Restriction on and Derogation from Fundamental Rights
Nothing in sections 34 – 38 (1979) or 37 – 41 (1999) this Constitution shall invalidate any law that is reasonably justifiable in a democratic society:
(a) in the interest of defence, public safety, public order, public morality or public health; or
(b) for the purpose of protecting the rights and freedom of other persons.
(2) An Act of the National Assembly shall not be invalidated by reason only that it provides for the taking, during periods of emergency, of measures that derogate from the provisions of section 30 or 32 (1979) or 33 or 35 (1999) Constitution; but no such measures shall be taken in pursuance of any such Act during any period of emergency save to the extent that those measures are reasonably justifiable for the purpose of dealing with the situation that exists during that period of emergency; Provided that nothing in this section shall authorise any derogation from the provisions of section 30 or 33 of 1979 and 1999 Constitutions respectively, except in respect of death resulting from acts of war or authorise any derogation from the provisions of the section 33(8) 1979 or 36(8) (1999)
(3) In this section, a “period of emergency” means any period during which there is, in force a Proclamation of a sate of emergency declared by the President in exercise of the powers conferred on
him under section 265 and 305 of 1979 and 1999 Constitutions respectively.
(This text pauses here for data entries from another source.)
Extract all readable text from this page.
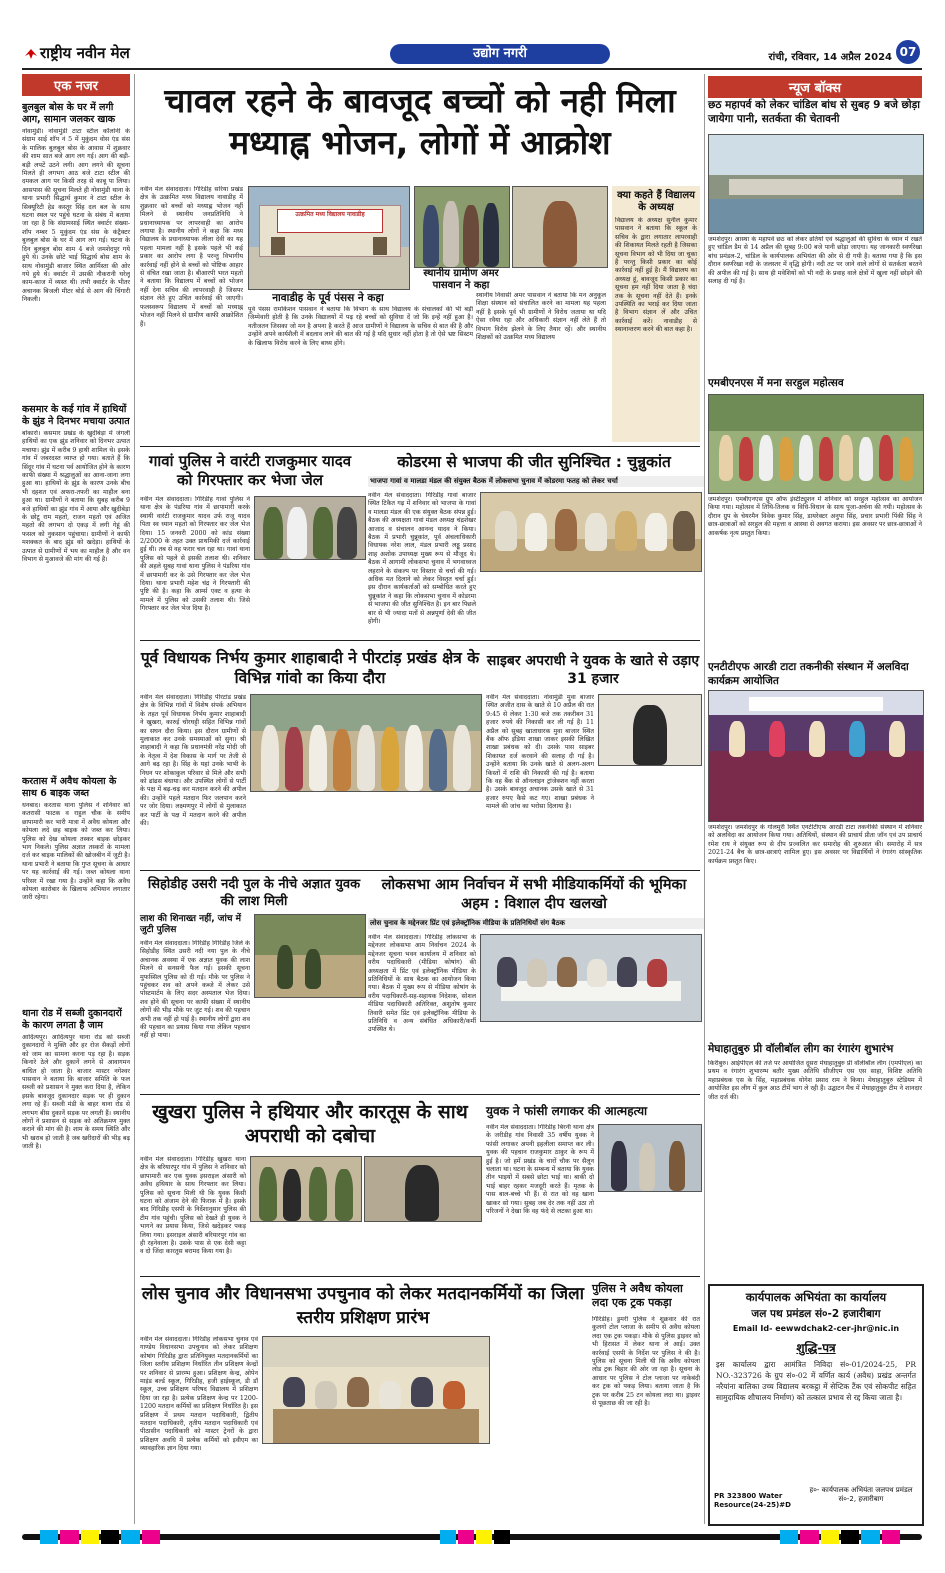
राष्ट्रीय नवीन मेल	उद्योग नगरी	रांची, रविवार, 14 अप्रैल 2024 07
एक नजर
बुलबुल बोस के घर में लगी आग, सामान जलकर खाक
नोवामुंडी। नोवामुंडी टाटा स्टील कॉलोनी के संग्राम साई शॉप नं 5 में मुकुंदम वोस एंड संस के मालिक बुलबुल बोस के आवास में शुक्रवार की शाम सात बजे आग लग गई। आग की बड़ी-बड़ी लपटें उठने लगी। आग लगने की सूचना मिलते ही लगभग आठ बजे टाटा स्टील की दमकल आग पर किसी तरह से काबू पा लिया। आसपास की सूचना मिलते ही नोवामुंडी थाना के थाना प्रभारी सिद्धार्थ कुमार ने टाटा स्टील के सिक्यूरिटी हेड कस्तूर सिंह दल बल के साथ घटना स्थल पर पहुंचे घटना के संबंध में बताया जा रहा है कि संग्रामसाई स्थित क्वार्टर संख्या- शॉप नम्बर 5 मुकुंदम एंड संस के कंट्रैक्टर बुलबुल बोस के घर में आग लग गई। घटना के दिन बुलबुल बोस शाम 4 बजे जमशेदपुर गये हुये थे। उनके छोटे भाई सिद्धार्थ बोस शाम के साथ नोवामुंडी बाजार स्थित आर्मिस्ता की ओर गये हुये थे। क्वार्टर में उसकी नौकरानी घरेलू काम-काज में व्यस्त थी। तभी क्वार्टर के भीतर अचानक बिजली मीटर बोर्ड से आग की चिंगारी निकली।
कसमार के कई गांव में हाथियों के झुंड ने दिनभर मचाया उत्पात
बोकारो। कसमार प्रखंड के खुदीबेड़ा में जंगली हाथियों का एक झुंड शनिवार को दिनभर उत्पात मचाया। झुंड में करीब 9 हाथी शामिल थे। इसके गांव में जबरदस्त व्याप्त हो गया। बताते हैं कि सिंदूर गांव में घटना पर्व आयोजित होने के कारण काफी संख्या में श्रद्धालुओं का आना-जाना लगा हुआ था। हाथियों के झुंड के कारण उनके बीच भी दहशत एवं अफरा-तफरी का माहौल बना हुआ था। ग्रामीणों ने बताया कि सुबह करीब 9 बजे हाथियों का झुंड गांव में आया और खुदीबेड़ा के छोटू राम महतो, राजन महतो एवं अजित महतो की लगभग दो एकड़ में लगी गेहूं की फसल को नुकसान पहुंचाया। ग्रामीणों ने काफी मशक्कत के बाद झुंड को खदेड़ा। हाथियों के उत्पात से ग्रामीणों में भय का माहौल है और वन विभाग से मुआवजे की मांग की गई है।
करतास में अवैध कोयला के साथ 6 बाइक जब्त
धनबाद। करतास थाना पुलिस ने शनिवार को कतरासी फाटक व राहुल चौक के समीप छापामारी कर भारी मात्रा में अवैध कोयला और कोयला लदे छह बाइक को जब्त कर लिया। पुलिस को देख कोयला तस्कर बाइक छोड़कर भाग निकले। पुलिस अज्ञात तस्करों के मामला दर्ज कर बाइक मालिकों की खोजबीन में जुटी है। थाना प्रभारी ने बताया कि गुप्त सूचना के आधार पर यह कार्रवाई की गई। जब्त कोयला थाना परिसर में रखा गया है। उन्होंने कहा कि अवैध कोयला कारोबार के खिलाफ अभियान लगातार जारी रहेगा।
थाना रोड में सब्जी दुकानदारों के कारण लगता है जाम
आदित्यपुर। आदित्यपुर थाना रोड को सब्जी दुकानदारों ने मुक्ति और हर रोज सैकड़ों लोगों को जाम का सामना करना पड़ रहा है। सड़क किनारे ठेले और दुकानें लगने से आवागमन बाधित हो जाता है। बाजार मास्टर नगेश्वर पासवान ने बताया कि बाजार समिति के फल सब्जी को प्रशासन ने मुक्त करा दिया है, लेकिन इसके बावजूद दुकानदार सड़क पर ही दुकान लगा रहे हैं। सब्जी मंडी के बाहर थाना रोड से लगभग बीस दुकानें सड़क पर लगती हैं। स्थानीय लोगों ने प्रशासन से सड़क को अतिक्रमण मुक्त कराने की मांग की है। शाम के समय स्थिति और भी खराब हो जाती है जब खरीदारों की भीड़ बढ़ जाती है।
चावल रहने के बावजूद बच्चों को नही मिला मध्याह्न भोजन, लोगों में आक्रोश
नवीन मेल संवाददाता। गिरिडीह सरिया प्रखंड क्षेत्र के उत्क्रमित मध्य विद्यालय नावाडीह में शुक्रवार को बच्चों को मध्याह्न भोजन नहीं मिलने से स्थानीय जनप्रतिनिधि ने प्रधानाध्यापक पर लापरवाही का आरोप लगाया है। स्थानीय लोगों ने कहा कि मध्य विद्यालय के प्रधानाध्यापक लीला देवी का यह पहला मामला नहीं है इसके पहले भी कई प्रकार का आरोप लगा है परन्तु विभागीय कार्रवाई नहीं होने से बच्चों को पोष्टिक आहार से वंचित रखा जाता है। बीआरपी भरत महतो ने बताया कि विद्यालय में बच्चों को भोजन नहीं देना सचिव की लापरवाही है जिसपर संज्ञान लेते हुए उचित कार्रवाई की जाएगी। फलस्वरूप विद्यालय में बच्चों को मध्याह्न भोजन नहीं मिलने से ग्रामीण काफी आक्रोशित हैं।
उत्क्रमित मध्य विद्यालय नावाडीह
नावाडीह के पूर्व पंसस ने कहा
पूर्व पंसस रामकिशन पासवान ने बताया कि विभाग के साथ विद्यालय के संचालकों की भी बड़ी जिम्मेवारी होती है कि उनके विद्यालयों में पढ़ रहे बच्चों को सुविधा दें जो कि इन्हें नहीं हुआ है। नतीजतन जिसका जो मन है अपना है करते हैं आज ग्रामीणों ने विद्यालय के सचिव से बात की है और उन्होंने अपने कार्यशैली में बदलाव लाने की बात की गई है यदि सुधार नहीं होता है तो ऐसे भ्रष्ट सिस्टम के खिलाफ विरोध करने के लिए बाध्य होंगे।
स्थानीय ग्रामीण अमर पासवान ने कहा
स्थानीय निवासी अमर पासवान ने बताया कि मन अनुकूल शिक्षा संस्थान को संचालित करने का मामला यह पहला नहीं है इसके पूर्व भी ग्रामीणों ने विरोध जताया था यदि ऐसा रवैया रहा और अधिकारी संज्ञान नहीं लेते हैं तो विभाग विरोध झेलने के लिए तैयार रहें। और स्थानीय शिक्षकों को उत्क्रमित मध्य विद्यालय
क्या कहते हैं विद्यालय के अध्यक्ष
विद्यालय के अध्यक्ष सुनील कुमार पासवान ने बताया कि स्कूल के सचिव के द्वारा लगातार लापरवाही की शिकायत मिलते रहती है जिसका सूचना विभाग को भी दिया जा चुका है परन्तु किसी प्रकार का कोई कार्रवाई नहीं हुई है। मैं विद्यालय का अध्यक्ष हूं, बावजूद किसी प्रकार का सूचना हम नहीं दिया जाता है चंदा तक के सूचना नहीं देते हैं। इनके उपस्थिति का भराई कर दिया जाता है विभाग संज्ञान लें और उचित कार्रवाई करें। नावाडीह से स्थानान्तरण करने की बात कहा है।
गावां पुलिस ने वारंटी राजकुमार यादव को गिरफ्तार कर भेजा जेल
नवीन मेल संवाददाता। गिरिडीह गावां पुलिस ने थाना क्षेत्र के पंडरिया गांव में छापामारी करके स्थायी वारंटी राजकुमार यादव उर्फ राजू यादव पिता स्व ध्यान महतो को गिरफ्तार कर जेल भेज दिया। 15 जनवरी 2000 को कांड संख्या 2/2000 के तहत उक्त प्राथमिकी दर्ज कार्रवाई हुई थी। तब से वह फरार चल रहा था। गावां थाना पुलिस को पहले से इसकी तलाश थी। शनिवार की अहले सुबह गावां थाना पुलिस ने पंडरिया गांव में छापामारी कर के उसे गिरफ्तार कर जेल भेज दिया। थाना प्रभारी महेश चंद्र ने गिरफ्तारी की पुष्टि की है। कहा कि आर्म्स एक्ट व हत्या के मामले में पुलिस को उसकी तलाश थी। जिसे गिरफ्तार कर जेल भेज दिया है।
कोडरमा से भाजपा की जीत सुनिश्चित : चुन्नुकांत
भाजपा गावां व मालडा मंडल की संयुक्त बैठक में लोकसभा चुनाव में कोडरमा फतह को लेकर चर्चा
नवीन मेल संवाददाता। गिरिडीह गावां बाजार स्थित टिकैत गढ़ में शनिवार को भाजपा के गावां व मालडा मंडल की एक संयुक्त बैठक संपन्न हुई। बैठक की अध्यक्षता गावां मंडल अध्यक्ष चंद्रशेखर आजाद व संचालन आनन्द यादव ने किया। बैठक में प्रभारी चुन्नूकांत, पूर्व अंचलाधिकारी विधायक नरेश लाल, मंडल प्रभारी लड्डू प्रसाद शाह अशोक उपाध्यक्ष मुख्य रूप से मौजूद थे। बैठक में आगामी लोकसभा चुनाव में भगवाध्वज लहराने के संकल्प पर विस्तार से चर्चा की गई। अधिक मत दिलाने को लेकर विस्तृत चर्चा हुई। इस दौरान कार्यकर्ताओं को सम्बोधित करते हुए चुन्नूकांत ने कहा कि लोकसभा चुनाव में कोडरमा से भाजपा की जीत सुनिश्चित है। इन बार पिछले बार से भी ज्यादा मतों से अन्नपूर्णा देवी की जीत होगी।
पूर्व विधायक निर्भय कुमार शाहाबादी ने पीरटांड़ प्रखंड क्षेत्र के विभिन्न गांवो का किया दौरा
नवीन मेल संवाददाता। गिरिडीह पीरटांड प्रखंड क्षेत्र के विभिन्न गांवों में विशेष संपर्क अभियान के तहत पूर्व विधायक निर्भय कुमार शाहाबादी ने खुखरा, कारुई चोरघट्टी सहित विभिन्न गांवों का सघन दौरा किया। इस दौरान ग्रामीणों से मुलाकात कर उनके समस्याओं को सुना। श्री शाहाबादी ने कहा कि प्रधानमंत्री नरेंद्र मोदी जी के नेतृत्व में देश विकास के मार्ग पर तेजी से आगे बढ़ रहा है। सिंह के यहां उनके भाभी के निधन पर शोकाकुल परिवार से मिले और सभी को ढांढस बंधाया। और उपस्थित लोगों से पार्टी के पक्ष में बढ़-चढ़ कर मतदान करने की अपील की। उन्होंने पहले मतदान फिर जलपान करने पर जोर दिया। लक्ष्मणपुर में लोगों से मुलाकात कर पार्टी के पक्ष में मतदान करने की अपील की।
साइबर अपराधी ने युवक के खाते से उड़ाए 31 हजार
नवीन मेल संवाददाता। नोवामुंडी मुवा बाजार स्थित अजीत दास के खाते से 10 अप्रैल की रात 9:45 से लेकर 1:30 बजे तक तकरीबन 31 हजार रुपये की निकासी कर ली गई है। 11 अप्रैल को सुबह खाताधारक मुवा बाजार स्थित बैंक ऑफ इंडिया शाखा जाकर इसकी लिखित शाखा प्रबंधक को दी। उसके पास साइबर शिकायत दर्ज करवाने की सलाह दी गई है। उन्होंने बताया कि उनके खाते से अलग-अलग किस्तों में राशि की निकासी की गई है। बताया कि वह बैंक से ऑनलाइन ट्रांजेक्शन नहीं करता है। उसके बावजूद अचानक उसके खाते से 31 हजार रुपए कैसे कट गए। शाखा प्रबंधक ने मामले की जांच का भरोसा दिलाया है।
सिहोडीह उसरी नदी पुल के नीचे अज्ञात युवक की लाश मिली
लाश की शिनाख्त नहीं, जांच में जुटी पुलिस
नवीन मेल संवाददाता। गिरिडीह गिरिडीह जिले के सिहोडीह स्थित उसरी नदी नया पुल के नीचे अचानक अवस्था में एक अज्ञात युवक की लाश मिलने से सनसनी फैल गई। इसकी सूचना मुफस्सिल पुलिस को दी गई। मौके पर पुलिस ने पहुंचकर शव को अपने कब्जे में लेकर उसे पोस्टमार्टम के लिए सदर अस्पताल भेज दिया। शव होने की सूचना पर काफी संख्या में स्थानीय लोगों की भीड़ मौके पर जुट गई। शव की पहचान अभी तक नहीं हो पाई है। स्थानीय लोगों द्वारा शव की पहचान का प्रयास किया गया लेकिन पहचान नहीं हो पाया।
लोकसभा आम निर्वाचन में सभी मीडियाकर्मियों की भूमिका अहम : विशाल दीप खलखो
लोस चुनाव के मद्देनजर प्रिंट एवं इलेक्ट्रॉनिक मीडिया के प्रतिनिधियों संग बैठक
नवीन मेल संवाददाता। गिरिडीह लोकसभा के मद्देनजर लोकसभा आम निर्वाचन 2024 के मद्देनजर सूचना भवन कार्यालय में शनिवार को वरीय पदाधिकारी (मीडिया कोषांग) की अध्यक्षता में प्रिंट एवं इलेक्ट्रॉनिक मीडिया के प्रतिनिधियों के साथ बैठक का आयोजन किया गया। बैठक में मुख्य रूप से मीडिया कोषांग के वरीय पदाधिकारी-सह-सहायक निदेशक, सोशल मीडिया पदाधिकारी अतिरिक्त, अशुतोष कुमार तिवारी समेत प्रिंट एवं इलेक्ट्रॉनिक मीडिया के प्रतिनिधि व अन्य संबंधित अधिकारी/कर्मी उपस्थित थे।
खुखरा पुलिस ने हथियार और कारतूस के साथ अपराधी को दबोचा
नवीन मेल संवाददाता। गिरिडीह खुखरा थाना क्षेत्र के बरियारपुर गांव में पुलिस ने शनिवार को छापामारी कर एक युवक इसराइल अंसारी को अवैध हथियार के साथ गिरफ्तार कर लिया। पुलिस को सूचना मिली थी कि युवक किसी घटना को अंजाम देने की फिराक में है। इसके बाद गिरिडीह एसपी के निर्देशानुसार पुलिस की टीम गांव पहुंची। पुलिस को देखते ही युवक ने भागने का प्रयास किया, जिसे खदेड़कर पकड़ लिया गया। इसराइल अंसारी बरियारपुर गांव का ही रहनेवाला है। उसके पास से एक देसी कट्टा व दो जिंदा कारतूस बरामद किया गया है।
युवक ने फांसी लगाकर की आत्महत्या
नवीन मेल संवाददाता। गिरिडीह बिरनी थाना क्षेत्र के जरीडीह गांव निवासी 35 वर्षीय युवक ने फांसी लगाकर अपनी इहलीला समाप्त कर ली। युवक की पहचान राजकुमार ठाकुर के रूप में हुई है। जो हमें प्रखंड के चारों चौक पर सैलून चलाता था। घटना के सम्बन्ध में बताया कि युवक तीन भाइयों में सबसे छोटा भाई था। बाकी दो भाई बाहर रहकर मजदूरी करते हैं। मृतक के पास बाल-बच्चे भी हैं। से रात को वह खाना खाकर सो गया। सुबह जब देर तक नहीं उठा तो परिजनों ने देखा कि वह फंदे से लटका हुआ था।
लोस चुनाव और विधानसभा उपचुनाव को लेकर मतदानकर्मियों का जिला स्तरीय प्रशिक्षण प्रारंभ
नवीन मेल संवाददाता। गिरिडीह लोकसभा चुनाव एवं गाण्डेय विधानसभा उपचुनाव को लेकर प्रशिक्षण कोषांग गिरिडीह द्वारा प्रतिनियुक्त मतदानकर्मियों का जिला स्तरीय प्रशिक्षण निर्धारित तीन प्रशिक्षण केन्द्रों पर शनिवार से प्रारम्भ हुआ। प्रशिक्षण केन्द्र, ओपेन माइंड बर्ल्ड स्कूल, गिरिडीह, हजी हाईस्कूल, डी डॉ स्कूल, उच्च प्रशिक्षण परिषद विद्यालय में प्रशिक्षण दिया जा रहा है। प्रत्येक प्रशिक्षण केन्द्र पर 1200-1200 मतदान कर्मियों का प्रशिक्षण निर्धारित है। इस प्रशिक्षण में प्रथम मतदान पदाधिकारी, द्वितीय मतदान पदाधिकारी, तृतीय मतदान पदाधिकारी एवं पीठासीन पदाधिकारी को मास्टर ट्रेनरों के द्वारा प्रशिक्षण अवधि में प्रत्येक कर्मियों को इवीएम का व्यावहारिक ज्ञान दिया गया।
पुलिस ने अवैध कोयला लदा एक ट्रक पकड़ा
गिरिडीह। डुमरी पुलिस ने शुक्रवार की रात कुलगो टोल प्लाजा के समीप से अवैध कोयला लदा एक ट्रक पकड़ा। मौके से पुलिस ड्राइवर को भी हिरासत में लेकर थाना ले आई। उक्त कार्रवाई एसपी के निर्देश पर पुलिस ने की है। पुलिस को सूचना मिली थी कि अवैध कोयला लोड ट्रक बिहार की ओर जा रहा है। सूचना के आधार पर पुलिस ने टोल प्लाजा पर नाकेबंदी कर ट्रक को पकड़ लिया। बताया जाता है कि ट्रक पर करीब 25 टन कोयला लदा था। ड्राइवर से पूछताछ की जा रही है।
न्यूज बॉक्स
छठ महापर्व को लेकर चांडिल बांध से सुबह 9 बजे छोड़ा जायेगा पानी, सतर्कता की चेतावनी
जमशेदपुर। आस्था के महापर्व छठ को लेकर व्रतियों एवं श्रद्धालुओं की सुविधा के ध्यान में रखते हुए चांडिल डैम से 14 अप्रैल की सुबह 9:00 बजे पानी छोड़ा जाएगा। यह जानकारी स्वर्णरेखा बांध प्रमंडल-2, चांडिल के कार्यपालक अभियंता की ओर से दी गयी है। बताया गया है कि इस दौरान स्वर्णरेखा नदी के जलस्तर में वृद्धि होगी। नदी तट पर जाने वाले लोगों से सतर्कता बरतने की अपील की गई है। साथ ही मवेशियों को भी नदी के प्रवाह वाले क्षेत्रों में खुला नहीं छोड़ने की सलाह दी गई है।
एमबीएनएस में मना सरहुल महोत्सव
जमशेदपुर। एमबीएनएस ग्रुप ऑफ इंस्टीट्यूशन में शनिवार को सरहुल महोत्सव का आयोजन किया गया। महोत्सव में तिथि-तिलक व विधि-विधान के साथ पूजा-अर्चना की गयी। महोत्सव के दौरान ग्रुप के चेयरमैन विवेक कुमार सिंह, डायरेक्टर अनुपा सिंह, प्रचार प्रभारी पिंकी सिंह ने छात्र-छात्राओं को सरहुल की महत्ता व आस्था से अवगत कराया। इस अवसर पर छात्र-छात्राओं ने आकर्षक नृत्य प्रस्तुत किया।
एनटीटीएफ आरडी टाटा तकनीकी संस्थान में अलविदा कार्यक्रम आयोजित
जमशेदपुर। जमशेदपुर के गोलमुरी स्थित एनटीटीएफ आरडी टाटा तकनीकी संस्थान में शनिवार को अलविदा का आयोजन किया गया। अतिथियों, संस्थान की प्राचार्य प्रीता जॉन एवं उप प्राचार्य रमेश राय ने संयुक्त रूप से दीप प्रज्वलित कर समारोह की शुरुआत की। समारोह में सत्र 2021-24 बैच के छात्र-छात्राएं शामिल हुए। इस अवसर पर विद्यार्थियों ने रंगारंग सांस्कृतिक कार्यक्रम प्रस्तुत किए।
मेघाहातुबुरु प्री वॉलीबॉल लीग का रंगारंग शुभारंभ
किरीबुरु। आईपीएल की तर्ज पर आयोजित दूसरा मेघाहातुबुरु प्री वॉलीबॉल लीग (एमपीएल) का प्रथम व रंगारंग शुभारम्भ बतौर मुख्य अतिथि सीजीएम एस एस साहा, विशिष्ट अतिथि महाप्रबंधक एस के सिंह, महाप्रबंधक योगेश प्रसाद राम ने किया। मेघाहातुबुरु स्टेडियम में आयोजित इस लीग में कुल आठ टीमें भाग ले रही हैं। उद्घाटन मैच में मेघाहातुबुरु टीम ने शानदार जीत दर्ज की।
कार्यपालक अभियंता का कार्यालय
जल पथ प्रमंडल सं०-2 हजारीबाग
Email Id- eewwdchak2-cer-jhr@nic.in
शुद्धि-पत्र
इस कार्यालय द्वारा आमंत्रित निविदा सं०-01/2024-25, PR NO.-323726 के ग्रुप सं०-02 में वर्णित कार्य (अवैध) प्रखंड अन्तर्गत नरैयांना बालिका उच्च विद्यालय बरकट्ठा में सेप्टिक टैंक एवं सोकपीट सहित सामुदायिक शौचालय निर्माण) को तत्काल प्रभाव से रद्द किया जाता है।
PR 323800 Water Resource(24-25)#D
ह०- कार्यपालक अभियंता जलपथ प्रमंडल सं०-2, हजारीबाग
The Constitution of Nigeria forbids any religion and protects individual right to life, education, freedom of thought and convenience. See the case of Bosede Badejo v. Ministry of Education.
In this unit, we have considered four fundamental human rights provisions as enshrined in chapter IV of the 1979 – 1999 Constitutions of Nigeria. You should now be able to determine when these rights have been breached and seek for enforcement or redress.